Akibat dari rating tersebut, program acara di beberapa stasiun televisi menjadi seragam. Hal ini disebabkan, bila suatu program acara memiliki rating tinggi, maka stasiun televisi lain akan membuat program acara yang sejenis sehingga acara televisi pun menjadi seragam. Hal ini dikemukakan pembicara lainnya, Sekretaris Jenderal Ikatan Jurnalis Televisi Indonesia (IJTI) Bekti Nugroho.
“Hal ini karena ruang publik dikuasai oleh pasar, sehingga program acara televisi menjadi seragam. Program berita pun bukan menjadi primadona bagi siaran televisi. Padahal program berita seringkali memunculkan empati dan simpati masyarakat,” kata Bekti.
Pembicara dari Asosiasi Televisi Swasta Indonesia (ATVSI)Gilang Iskandar mengatakan meski masih mengacu pada rating AGB Nielsen, stasiun televisi masih mencoba mengambil second opinion dari pihak-pihak lain seperti Komisi Penyiaran Indonesia (KPI) dan LSM. “Bahkan seringkali stasiun televisi menanyakan terlebih dahulu kepada KPI apakah suatu program acara layak ditayangkan atau tidak,” kata Gilang.
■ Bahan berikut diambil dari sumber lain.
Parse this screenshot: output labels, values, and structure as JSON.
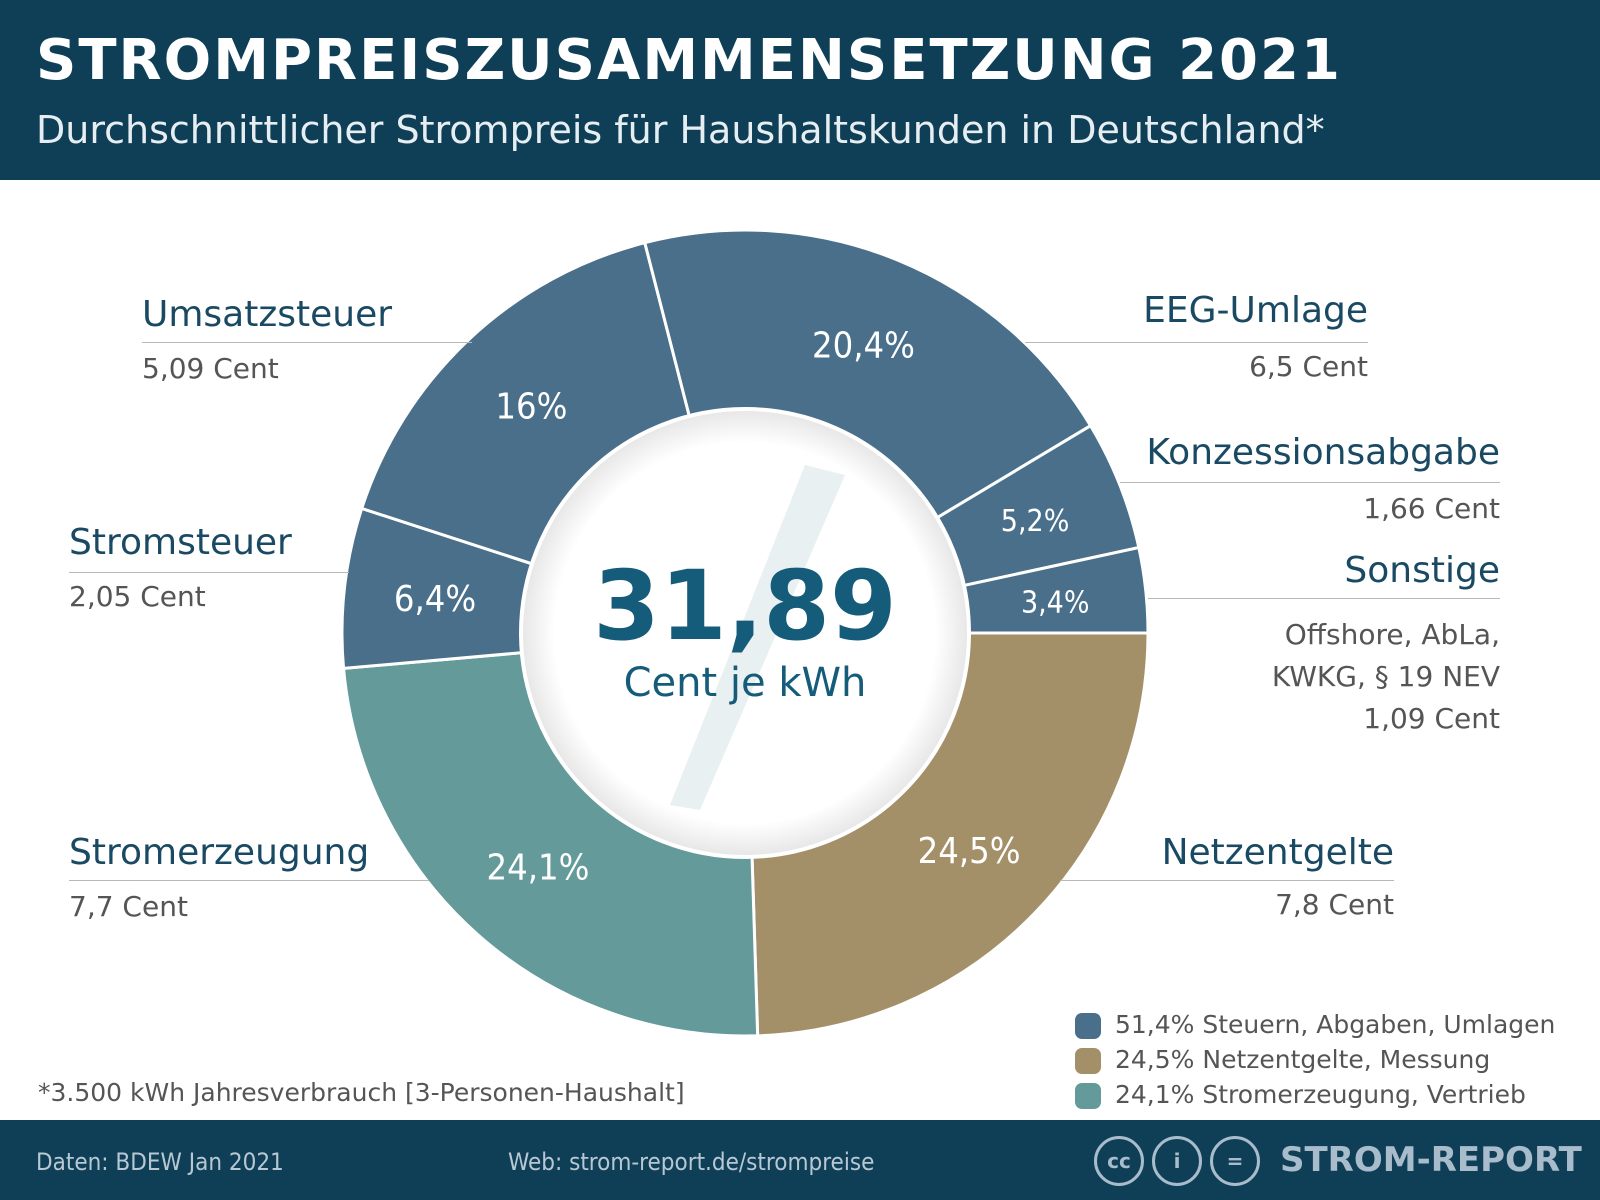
{
  "header": {
    "title": "STROMPREISZUSAMMENSETZUNG 2021",
    "subtitle": "Durchschnittlicher Strompreis für Haushaltskunden in Deutschland*"
  },
  "chart_data": {
    "type": "pie",
    "donut": true,
    "center_value": "31,89",
    "center_unit": "Cent je kWh",
    "slices": [
      {
        "name": "Netzentgelte",
        "percent": 24.5,
        "percent_label": "24,5%",
        "value_label": "7,8 Cent",
        "color": "#a39068"
      },
      {
        "name": "Stromerzeugung",
        "percent": 24.1,
        "percent_label": "24,1%",
        "value_label": "7,7 Cent",
        "color": "#649a9a"
      },
      {
        "name": "Stromsteuer",
        "percent": 6.4,
        "percent_label": "6,4%",
        "value_label": "2,05 Cent",
        "color": "#4a6f8a"
      },
      {
        "name": "Umsatzsteuer",
        "percent": 16,
        "percent_label": "16%",
        "value_label": "5,09 Cent",
        "color": "#4a6f8a"
      },
      {
        "name": "EEG-Umlage",
        "percent": 20.4,
        "percent_label": "20,4%",
        "value_label": "6,5 Cent",
        "color": "#4a6f8a"
      },
      {
        "name": "Konzessionsabgabe",
        "percent": 5.2,
        "percent_label": "5,2%",
        "value_label": "1,66 Cent",
        "color": "#4a6f8a"
      },
      {
        "name": "Sonstige",
        "percent": 3.4,
        "percent_label": "3,4%",
        "value_label": "Offshore, AbLa,\nKWKG, § 19 NEV\n1,09 Cent",
        "color": "#4a6f8a"
      }
    ],
    "legend": [
      {
        "label": "51,4% Steuern, Abgaben, Umlagen",
        "color": "#4a6f8a"
      },
      {
        "label": "24,5% Netzentgelte, Messung",
        "color": "#a39068"
      },
      {
        "label": "24,1% Stromerzeugung, Vertrieb",
        "color": "#649a9a"
      }
    ],
    "legend_position": "bottom-right"
  },
  "note": "*3.500 kWh Jahresverbrauch [3-Personen-Haushalt]",
  "footer": {
    "source": "Daten: BDEW Jan 2021",
    "web": "Web: strom-report.de/strompreise",
    "brand": "STROM-REPORT",
    "license_icons": [
      "cc-icon",
      "by-icon",
      "nd-icon"
    ]
  },
  "colors": {
    "header": "#0f3f57",
    "accent": "#155b7a"
  }
}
Ketua Komisi Penyiaran Indonesia Daerah (KPID) Jawa Tengah Amirudin yang juga hadir sebagai pembicara mengatakan Undang-Undang Nomor 32 tahun 2002 tidak melarang rating sebagai pranata riset. Justru KPI memandang rating penting sebagai sarana optimalisasi keberlangsungan hidup media sebagai institusi ekonomi untuk mewujudkan peran media sebagai institusi budaya secara maksimal.
“Media merupakan institusi budaya sekaligus institusi ekonomi. Bila secara ekonomi kuat, maka media sebagai institusi budaya juga akan kuat,” kata Amirudin.
Senada dengan Amirudin, dosen Ilmu Komunikasi Undip Djoko Setyabudi juga menyatakan pentingnya rating televisi terutama bagi stasiun televisi dan kalangan periklanan.
“Berdasarkan rating, stasiun televisi menjual program acara kepada pengiklan dan pengiklan membeli slot iklan berdasarkan rating. Bagi agensi periklanan rating digunakan sebagai dasar penyusunan media plan,” tutur Djoko.